Literary essays
February 2014
"Complete this moderately well-known line from a play by Shakespeare: "Romeo, Romeo, wherefore art thou" - what? If you answer by repeating Juliet's first word as her last here, you may as well be, as Cedric Watts argues, in the wrong. Juliet's quarrel is not with the name 'Romeo' but with the surname 'Montague' (or 'Mountague', as the earliest prints, the quartos, have it). Does the line simply sound too good now, too familiar, for some enterprising editor to correct it? In fact, Watts, who is Emeritus Professor of English in the University of Sussex, had the opportunity to make the change in his own edition of the play, published in 2000, but argued himself out of it.
Wrangling over the precise meaning of Shakespeare's poems and plays is a centuries-old sport, yet the game goes on, as vigorously and sometimes viciously as ever, in our own time. Shakespeare's Puzzles brings together, in revised and augmented form, twenty-five of Professor Watts’ lively contributions to the genre from Around the Globe, the magazine of Shakespeare’s Globe in London, including his reflections on Juliet’s famously star-crossed line. Other acts of “informative entertainment” put the case for restoring the spelling ‘Dolphin’ in the place of the more usual ‘Dauphin’ in Henry V, for retitling Hamlet as Hamleth, and for restoring “Innogen” to Much Ado About Nothing. (If you’re asking “who is she?”, look no further than the opening of the play in the first quarto and the First Folio: “Enter Leonato gouernour of Messina, Innogen his wife”, etc.) Such seeming niceties often have wider implications. What would it mean to have a silent woman on stage for much of Much Ado, observing but saying nothing about the affairs of her daughter Hero and her niece Beatrice? Or are we to guess that the author has second thoughts and silenced Innogen himself, before those benighted editors and critics got to her?
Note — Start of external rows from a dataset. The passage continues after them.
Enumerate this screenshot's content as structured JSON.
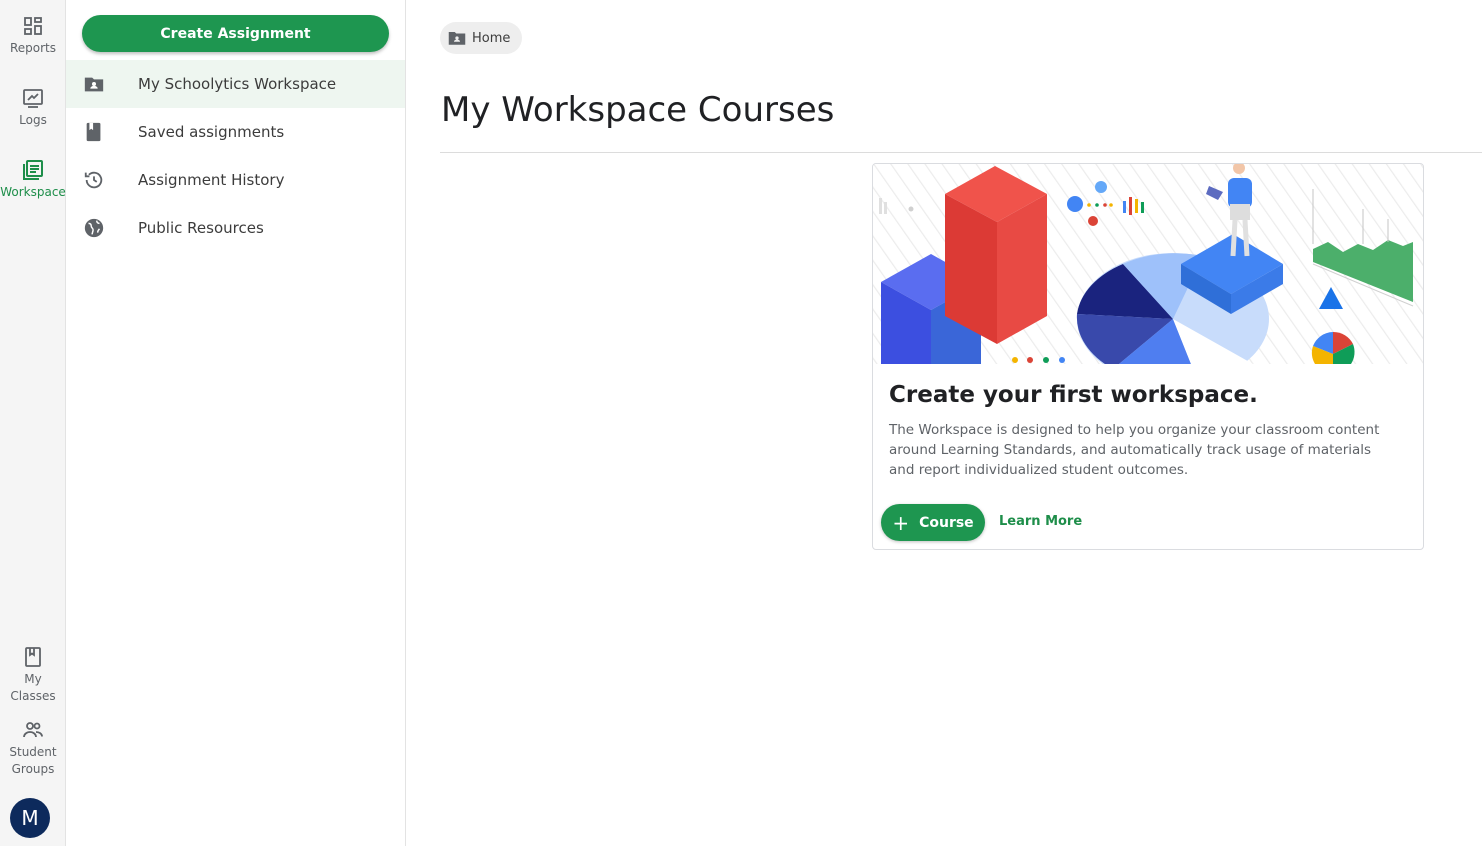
{
  "rail": {
    "reports": "Reports",
    "logs": "Logs",
    "workspace": "Workspace",
    "my_classes_1": "My",
    "my_classes_2": "Classes",
    "student_groups_1": "Student",
    "student_groups_2": "Groups",
    "avatar_initial": "M"
  },
  "subnav": {
    "create_label": "Create Assignment",
    "items": [
      {
        "label": "My Schoolytics Workspace",
        "icon": "folder-person-icon"
      },
      {
        "label": "Saved assignments",
        "icon": "bookmark-book-icon"
      },
      {
        "label": "Assignment History",
        "icon": "history-icon"
      },
      {
        "label": "Public Resources",
        "icon": "globe-icon"
      }
    ]
  },
  "main": {
    "breadcrumb": "Home",
    "title": "My Workspace Courses",
    "card": {
      "heading": "Create your first workspace.",
      "body": "The Workspace is designed to help you organize your classroom content around Learning Standards, and automatically track usage of materials and report individualized student outcomes.",
      "course_label": "Course",
      "learn_more": "Learn More"
    }
  },
  "colors": {
    "accent": "#1e9650",
    "active_text": "#1e8e4a",
    "avatar": "#0d2a5c"
  }
}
Entertaining for some, Shakespeare’s Puzzles will no doubt have others – Professor Watts’ fellow scholars – scribbling in furious disagreement in the margin. Many readers will know that he has form in this area, being the co-author, with John Suntherland, of Henry V, War Criminal? And other Shakespeare Puzzles (Oxford University Press, 2000)."
(Michael Caines in The Times Literary Supplement, 28 February 2014, p.32.)